年末、高尾山に登った。快晴で、観光客でほどよく賑やかで、山頂からは富士山がよく見えた。

運動部なのか、ユニフォームらしき揃いの格好で、暑い、キツイ!と笑いながら追い越していった若者たちの様子は、まさに青春といった感じで、気持ちのよいまぶしさだった。

一人で登っている人も、友達連れも家族連れも、カップルも、みんな思い思いに歩いている様子で、というよりも、体力的に自然と各々に合ったペースで歩くことになるのだろうけれど、距離感もちょうどよいからか、その様子が、街中を歩いているときより自然と目に入ってきた。
家族連れを多く見かけたが、お父さんやお母さんに対する、子どもたちのすなおな感情の発露は、お店や電車内なんかでも見かけているはずなのだが、広い空間、気持ちのいい緑の中では、いっそうのびのびとしたものに感じられた。

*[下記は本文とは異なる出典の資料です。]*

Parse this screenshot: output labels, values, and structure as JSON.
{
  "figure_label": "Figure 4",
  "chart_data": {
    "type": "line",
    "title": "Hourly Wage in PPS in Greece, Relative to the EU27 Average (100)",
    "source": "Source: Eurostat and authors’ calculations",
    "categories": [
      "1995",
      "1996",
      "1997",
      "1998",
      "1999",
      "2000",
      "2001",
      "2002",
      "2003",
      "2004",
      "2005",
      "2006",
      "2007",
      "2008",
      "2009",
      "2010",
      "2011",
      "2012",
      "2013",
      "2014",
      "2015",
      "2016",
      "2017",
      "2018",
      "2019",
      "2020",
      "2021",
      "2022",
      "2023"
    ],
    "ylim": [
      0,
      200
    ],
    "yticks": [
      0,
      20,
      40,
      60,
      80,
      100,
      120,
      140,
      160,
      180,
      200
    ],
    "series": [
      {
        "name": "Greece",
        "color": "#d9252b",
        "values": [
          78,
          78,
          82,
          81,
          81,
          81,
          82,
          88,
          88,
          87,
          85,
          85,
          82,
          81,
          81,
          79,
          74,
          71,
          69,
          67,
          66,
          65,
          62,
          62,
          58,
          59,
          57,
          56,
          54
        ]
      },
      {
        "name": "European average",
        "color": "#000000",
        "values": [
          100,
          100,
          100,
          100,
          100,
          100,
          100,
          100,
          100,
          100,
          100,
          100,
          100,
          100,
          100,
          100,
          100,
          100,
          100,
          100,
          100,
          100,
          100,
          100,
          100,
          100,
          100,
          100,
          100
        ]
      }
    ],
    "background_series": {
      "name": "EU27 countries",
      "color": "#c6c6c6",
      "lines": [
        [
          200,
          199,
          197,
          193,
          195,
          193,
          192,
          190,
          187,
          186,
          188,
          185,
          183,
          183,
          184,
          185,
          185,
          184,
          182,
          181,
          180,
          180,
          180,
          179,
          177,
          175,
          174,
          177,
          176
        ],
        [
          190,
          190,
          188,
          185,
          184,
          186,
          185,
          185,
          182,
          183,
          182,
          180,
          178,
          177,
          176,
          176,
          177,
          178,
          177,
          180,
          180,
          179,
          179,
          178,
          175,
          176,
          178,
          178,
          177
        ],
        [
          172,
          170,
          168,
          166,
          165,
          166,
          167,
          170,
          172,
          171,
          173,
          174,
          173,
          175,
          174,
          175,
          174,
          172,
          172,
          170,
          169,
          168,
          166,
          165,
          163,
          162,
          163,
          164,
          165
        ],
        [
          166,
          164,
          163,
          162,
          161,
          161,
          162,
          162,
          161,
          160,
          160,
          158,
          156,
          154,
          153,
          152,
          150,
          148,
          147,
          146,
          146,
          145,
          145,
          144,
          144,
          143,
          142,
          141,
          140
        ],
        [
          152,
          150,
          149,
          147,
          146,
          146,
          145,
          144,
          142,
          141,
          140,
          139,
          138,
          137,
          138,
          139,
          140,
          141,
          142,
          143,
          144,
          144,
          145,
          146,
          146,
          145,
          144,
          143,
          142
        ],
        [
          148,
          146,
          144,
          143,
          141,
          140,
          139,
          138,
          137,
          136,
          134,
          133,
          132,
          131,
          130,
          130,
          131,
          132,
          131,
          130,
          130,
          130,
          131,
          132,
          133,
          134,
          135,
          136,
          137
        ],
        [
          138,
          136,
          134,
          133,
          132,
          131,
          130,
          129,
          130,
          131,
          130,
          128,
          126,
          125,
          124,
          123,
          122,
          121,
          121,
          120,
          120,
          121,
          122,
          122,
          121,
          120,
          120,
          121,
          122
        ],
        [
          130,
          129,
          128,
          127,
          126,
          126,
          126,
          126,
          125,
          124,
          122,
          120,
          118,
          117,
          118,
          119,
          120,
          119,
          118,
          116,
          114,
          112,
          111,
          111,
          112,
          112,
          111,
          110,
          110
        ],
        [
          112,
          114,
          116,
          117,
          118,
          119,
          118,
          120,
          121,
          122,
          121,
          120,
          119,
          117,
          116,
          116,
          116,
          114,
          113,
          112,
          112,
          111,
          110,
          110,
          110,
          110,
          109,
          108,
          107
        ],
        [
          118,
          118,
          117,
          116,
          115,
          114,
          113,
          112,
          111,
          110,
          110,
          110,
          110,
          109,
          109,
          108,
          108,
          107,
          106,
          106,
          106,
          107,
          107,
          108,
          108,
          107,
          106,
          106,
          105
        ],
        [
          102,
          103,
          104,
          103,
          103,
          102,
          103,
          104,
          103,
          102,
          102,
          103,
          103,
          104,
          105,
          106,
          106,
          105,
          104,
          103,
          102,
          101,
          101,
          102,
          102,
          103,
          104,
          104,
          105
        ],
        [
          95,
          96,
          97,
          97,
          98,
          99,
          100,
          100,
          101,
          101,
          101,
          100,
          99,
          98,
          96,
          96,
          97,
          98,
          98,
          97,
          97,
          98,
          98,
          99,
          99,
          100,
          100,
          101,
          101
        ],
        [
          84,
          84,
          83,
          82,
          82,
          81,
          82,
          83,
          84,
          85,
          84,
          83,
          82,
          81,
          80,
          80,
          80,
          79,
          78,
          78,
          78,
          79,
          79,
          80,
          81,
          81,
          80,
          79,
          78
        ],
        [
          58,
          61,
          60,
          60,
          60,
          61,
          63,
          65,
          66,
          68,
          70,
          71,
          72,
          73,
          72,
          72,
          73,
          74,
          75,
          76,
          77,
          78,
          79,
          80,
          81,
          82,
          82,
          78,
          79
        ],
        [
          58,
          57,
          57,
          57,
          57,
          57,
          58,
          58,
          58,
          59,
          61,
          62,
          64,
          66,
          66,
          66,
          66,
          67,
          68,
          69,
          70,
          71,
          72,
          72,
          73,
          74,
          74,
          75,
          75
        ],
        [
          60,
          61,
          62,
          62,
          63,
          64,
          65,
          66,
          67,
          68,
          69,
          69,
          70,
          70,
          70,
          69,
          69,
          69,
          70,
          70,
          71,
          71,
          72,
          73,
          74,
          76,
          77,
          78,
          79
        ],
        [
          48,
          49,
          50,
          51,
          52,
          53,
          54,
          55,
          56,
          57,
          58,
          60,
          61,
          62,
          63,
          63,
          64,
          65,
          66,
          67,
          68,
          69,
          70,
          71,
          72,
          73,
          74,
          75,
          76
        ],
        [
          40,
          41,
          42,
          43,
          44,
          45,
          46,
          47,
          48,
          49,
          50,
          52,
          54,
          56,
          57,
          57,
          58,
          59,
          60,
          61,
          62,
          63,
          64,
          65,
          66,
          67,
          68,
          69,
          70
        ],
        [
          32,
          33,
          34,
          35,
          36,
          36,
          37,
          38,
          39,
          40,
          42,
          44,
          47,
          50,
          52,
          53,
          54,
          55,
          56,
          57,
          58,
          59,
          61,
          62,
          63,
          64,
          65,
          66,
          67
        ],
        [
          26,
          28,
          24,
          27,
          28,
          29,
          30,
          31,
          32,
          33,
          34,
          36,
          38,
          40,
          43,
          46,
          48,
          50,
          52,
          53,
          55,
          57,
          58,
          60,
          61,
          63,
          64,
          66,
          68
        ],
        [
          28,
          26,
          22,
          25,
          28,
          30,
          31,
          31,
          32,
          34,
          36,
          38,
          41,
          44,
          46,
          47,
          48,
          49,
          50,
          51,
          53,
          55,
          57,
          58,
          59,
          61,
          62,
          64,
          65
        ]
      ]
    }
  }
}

先輩が、子どもの数だけ心配なことが増える…と仰っていた。子どもを育てたことがないので、その苦労はわからないが、自分が親にかけた迷惑や苦労を考えると、その通りなんだろうと思う。
子どもや若者の、あのやわらかくてみずみずしい感じ、これから成長して、いろんな可能性があるであろうこと、傍目で見ているだけではっきりわかるあのあかるい雰囲気は、子ども自身の持っているものであるけれど、子どもを産み、育て、見守ってくれる誰かの存在あってこそだろうと思う。全国のお父さんお母さん子どもを育ててくれているひとに勝手に感謝するのであった。

もくもくと歩きたかったのと、薬王院にお参りがしたかった。どこか他の神社でもよかったのだが、山を登るという手順を踏んだほうがなんとなくいい気がして、高尾山を選んだ。

不幸とか悪いことの類は、およそ思いもよらない、それまで知らなかった方向から飛んできて、これは考えていなかったというやり方でぶつかってくる気がする。
だから、つい想像してしまったようなことなんてどうせ起きない…とも言い切れないが、できることしかできないので、明るい方を見つつ、今年もできることを淡々とやって過ごしたい。